Viví unos momentos que todos los días estabas en las calles. Cubrí el movimiento feminista porque estaba allí, a todos los niveles. Cada día cogías la cámara y salías, aunque no pasara nada pero al final pasaba algo. Los movimientos sociales son como una representación teatral, siempre aspiras a captar el momento culminante de la obra, pero para eso hay que meterse dentro de la manifestación, provocando incluso con la mirada. Dentro de la manifestación, cuando te juntas con los que están allí presentes, puedes representar mejor lo que la gente está pidiendo.

Afirma en su libro que la cámara es como una muralla.

Es que pasa que muchas veces te emocionas al hacer fotografía, te enamoras al escuchar a la persona a la que entrevistas, pero con la cámara no lo racionalizas. A veces me he emocionado haciendo fotos aunque he tratado de evitar que eso se notara. Así que después, al llegar al estudio, al dejar la cámara me he puesto a llorar. Antes no puede haber sitio para la emoción.

¿La fotografía es azar, es imprevisto, como usted afirma que buscaba cuando retrató a Pere Calders?

La fotografía es reflexión. Es aquello que decía Cartier-Bresson del instante preciso. Tienes que saber cuál es ese instante preciso, qué es lo que quieres contar. A veces el instante preciso puede resultar falso. Así que siempre he tenido cuidado en no engañar. Eso es primordial para mí porque nunca he engañado, no he atravesando la raya de la ética.

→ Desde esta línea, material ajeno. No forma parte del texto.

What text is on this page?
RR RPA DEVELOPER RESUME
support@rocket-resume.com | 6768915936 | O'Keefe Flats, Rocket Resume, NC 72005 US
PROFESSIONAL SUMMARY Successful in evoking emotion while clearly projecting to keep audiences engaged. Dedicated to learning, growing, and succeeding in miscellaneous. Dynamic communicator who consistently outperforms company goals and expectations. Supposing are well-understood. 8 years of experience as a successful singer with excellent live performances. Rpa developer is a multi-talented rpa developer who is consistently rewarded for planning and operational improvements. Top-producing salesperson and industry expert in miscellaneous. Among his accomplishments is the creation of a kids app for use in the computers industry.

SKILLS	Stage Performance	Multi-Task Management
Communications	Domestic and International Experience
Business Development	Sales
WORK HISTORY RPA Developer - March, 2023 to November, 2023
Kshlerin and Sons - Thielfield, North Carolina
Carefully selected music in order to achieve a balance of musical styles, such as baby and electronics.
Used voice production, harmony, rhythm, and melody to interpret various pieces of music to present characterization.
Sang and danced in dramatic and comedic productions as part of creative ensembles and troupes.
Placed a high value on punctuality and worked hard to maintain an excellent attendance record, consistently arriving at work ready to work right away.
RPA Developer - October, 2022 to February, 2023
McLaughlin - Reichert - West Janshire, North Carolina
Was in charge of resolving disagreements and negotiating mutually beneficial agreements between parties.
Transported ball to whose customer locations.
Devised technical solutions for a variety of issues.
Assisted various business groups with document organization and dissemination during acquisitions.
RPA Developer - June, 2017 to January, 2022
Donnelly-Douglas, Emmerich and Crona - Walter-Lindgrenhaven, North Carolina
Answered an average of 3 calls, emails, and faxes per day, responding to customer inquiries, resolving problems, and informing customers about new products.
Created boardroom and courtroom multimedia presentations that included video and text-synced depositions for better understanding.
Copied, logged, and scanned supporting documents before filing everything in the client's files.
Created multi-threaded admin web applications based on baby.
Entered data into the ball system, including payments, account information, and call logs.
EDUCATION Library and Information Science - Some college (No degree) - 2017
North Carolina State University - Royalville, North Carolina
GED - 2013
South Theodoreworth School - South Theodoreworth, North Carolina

Es muy impactante en el libro su reportaje de la cárcel de mujeres de la Trinitat.

Fue un reportaje muy emocionante. El hecho de llegar a ellas era ya un hito, pero es que aquellas eran unas mujeres olvidadas en un rincón de Barcelona. Lo que vivían no era una represión física, pero sí psicológica. Las monjas que se encargaban de la cárcel la abandonaron por orden de la Dirección de Prisiones, se lo llevaron todo, hasta las llaves. Mientras llegaban las funcionarias, pidieron a las reclusas que se encargaran del centro. Al principio se negaron porque ellas, con las monjas, estaban allí como en un colegio, sin poder de decisión, sin poder pensar por sí mismas. Tenían una gran necesidad de afecto. Así que cuando llegué les gustaba que las fotografiaras porque así daban constancia de su presencia. Poder darlas a conocer fue una experiencia curativa. Había una conciencia social en ellas de que la cárcel tenía que funcionar.

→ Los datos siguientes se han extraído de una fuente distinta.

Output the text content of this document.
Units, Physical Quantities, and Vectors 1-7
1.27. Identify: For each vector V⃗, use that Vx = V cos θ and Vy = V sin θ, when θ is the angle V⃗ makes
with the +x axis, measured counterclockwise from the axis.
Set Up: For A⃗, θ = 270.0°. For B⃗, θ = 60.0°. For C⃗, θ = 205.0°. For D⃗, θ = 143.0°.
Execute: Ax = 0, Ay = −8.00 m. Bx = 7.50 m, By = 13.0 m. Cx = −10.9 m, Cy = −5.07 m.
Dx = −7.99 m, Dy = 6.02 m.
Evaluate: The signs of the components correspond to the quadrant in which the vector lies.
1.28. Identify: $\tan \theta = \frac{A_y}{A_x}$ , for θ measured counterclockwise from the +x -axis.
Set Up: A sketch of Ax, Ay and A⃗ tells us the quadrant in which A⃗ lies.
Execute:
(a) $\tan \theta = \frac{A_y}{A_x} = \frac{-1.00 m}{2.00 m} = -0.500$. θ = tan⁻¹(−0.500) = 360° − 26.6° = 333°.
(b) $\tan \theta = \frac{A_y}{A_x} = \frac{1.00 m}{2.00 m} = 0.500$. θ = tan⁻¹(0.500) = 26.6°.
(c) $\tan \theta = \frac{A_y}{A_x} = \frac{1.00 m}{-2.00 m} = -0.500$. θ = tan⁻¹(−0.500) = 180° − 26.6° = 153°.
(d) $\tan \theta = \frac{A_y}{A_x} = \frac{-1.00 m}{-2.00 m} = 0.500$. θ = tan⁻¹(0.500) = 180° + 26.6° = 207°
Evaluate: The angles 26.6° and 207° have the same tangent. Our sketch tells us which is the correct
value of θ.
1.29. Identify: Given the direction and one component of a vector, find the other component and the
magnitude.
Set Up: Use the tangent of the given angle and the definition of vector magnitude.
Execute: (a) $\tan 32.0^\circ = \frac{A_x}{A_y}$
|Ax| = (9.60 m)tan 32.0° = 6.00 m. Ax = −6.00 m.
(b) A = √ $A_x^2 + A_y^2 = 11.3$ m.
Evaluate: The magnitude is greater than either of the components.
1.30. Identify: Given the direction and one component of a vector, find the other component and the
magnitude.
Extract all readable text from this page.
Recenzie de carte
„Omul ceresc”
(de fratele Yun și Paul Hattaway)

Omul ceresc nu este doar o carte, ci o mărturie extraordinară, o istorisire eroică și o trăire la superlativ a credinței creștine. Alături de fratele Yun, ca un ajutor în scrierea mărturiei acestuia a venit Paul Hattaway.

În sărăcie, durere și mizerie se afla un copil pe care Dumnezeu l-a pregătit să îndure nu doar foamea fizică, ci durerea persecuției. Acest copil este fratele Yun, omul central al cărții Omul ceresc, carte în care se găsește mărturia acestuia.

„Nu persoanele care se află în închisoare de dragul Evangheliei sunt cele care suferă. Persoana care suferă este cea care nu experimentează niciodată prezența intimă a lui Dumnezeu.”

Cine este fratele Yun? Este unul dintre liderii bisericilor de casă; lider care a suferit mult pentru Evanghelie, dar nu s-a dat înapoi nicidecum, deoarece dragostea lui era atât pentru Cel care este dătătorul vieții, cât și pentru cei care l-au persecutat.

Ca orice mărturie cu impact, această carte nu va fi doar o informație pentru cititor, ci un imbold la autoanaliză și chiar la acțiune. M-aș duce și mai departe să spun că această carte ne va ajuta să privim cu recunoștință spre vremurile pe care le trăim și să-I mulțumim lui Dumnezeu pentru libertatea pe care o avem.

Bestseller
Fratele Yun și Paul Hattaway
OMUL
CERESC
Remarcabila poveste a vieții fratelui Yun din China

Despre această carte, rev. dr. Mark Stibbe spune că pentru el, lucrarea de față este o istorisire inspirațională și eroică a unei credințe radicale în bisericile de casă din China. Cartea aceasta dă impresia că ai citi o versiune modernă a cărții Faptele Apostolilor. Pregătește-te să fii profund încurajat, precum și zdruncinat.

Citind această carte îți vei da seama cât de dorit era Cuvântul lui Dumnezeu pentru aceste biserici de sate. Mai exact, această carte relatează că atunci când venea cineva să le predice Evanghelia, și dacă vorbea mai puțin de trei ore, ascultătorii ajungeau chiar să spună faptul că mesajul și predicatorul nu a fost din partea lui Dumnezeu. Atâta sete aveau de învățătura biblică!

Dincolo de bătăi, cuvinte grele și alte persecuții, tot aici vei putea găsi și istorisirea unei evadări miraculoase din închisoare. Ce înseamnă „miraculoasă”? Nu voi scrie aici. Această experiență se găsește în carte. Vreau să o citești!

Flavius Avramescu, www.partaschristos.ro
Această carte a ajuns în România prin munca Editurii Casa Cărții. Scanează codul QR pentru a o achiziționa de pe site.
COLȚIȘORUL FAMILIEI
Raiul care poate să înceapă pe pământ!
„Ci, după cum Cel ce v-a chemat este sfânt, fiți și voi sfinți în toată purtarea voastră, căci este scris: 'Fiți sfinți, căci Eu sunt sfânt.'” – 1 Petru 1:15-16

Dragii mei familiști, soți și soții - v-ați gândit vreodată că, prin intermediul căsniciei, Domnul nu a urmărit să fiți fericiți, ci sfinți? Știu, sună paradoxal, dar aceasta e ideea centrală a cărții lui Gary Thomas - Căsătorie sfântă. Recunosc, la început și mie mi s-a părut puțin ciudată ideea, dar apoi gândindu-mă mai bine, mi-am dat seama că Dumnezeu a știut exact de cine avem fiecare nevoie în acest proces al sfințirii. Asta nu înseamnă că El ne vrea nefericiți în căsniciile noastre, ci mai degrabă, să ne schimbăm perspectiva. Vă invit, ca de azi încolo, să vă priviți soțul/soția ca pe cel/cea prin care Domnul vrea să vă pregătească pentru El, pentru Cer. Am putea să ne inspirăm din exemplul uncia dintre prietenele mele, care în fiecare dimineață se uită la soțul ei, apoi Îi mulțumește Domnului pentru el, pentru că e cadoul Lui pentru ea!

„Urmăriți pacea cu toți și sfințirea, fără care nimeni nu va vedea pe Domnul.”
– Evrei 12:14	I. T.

¿Fue Montserrat Roig su mejor modelo?

Ha sido la mejor amiga que he tenido. Empecé a hacer fotos con ella desde que nos conocimos muy jóvenes hasta 1991. Cuando hay una complicidad es todo más cómodo. La fotografía, sobre todo el retrato, es una prisión, estás invadiendo un espacio. Pero con Montserrat eso no existía porque hacerle fotografías era un juego.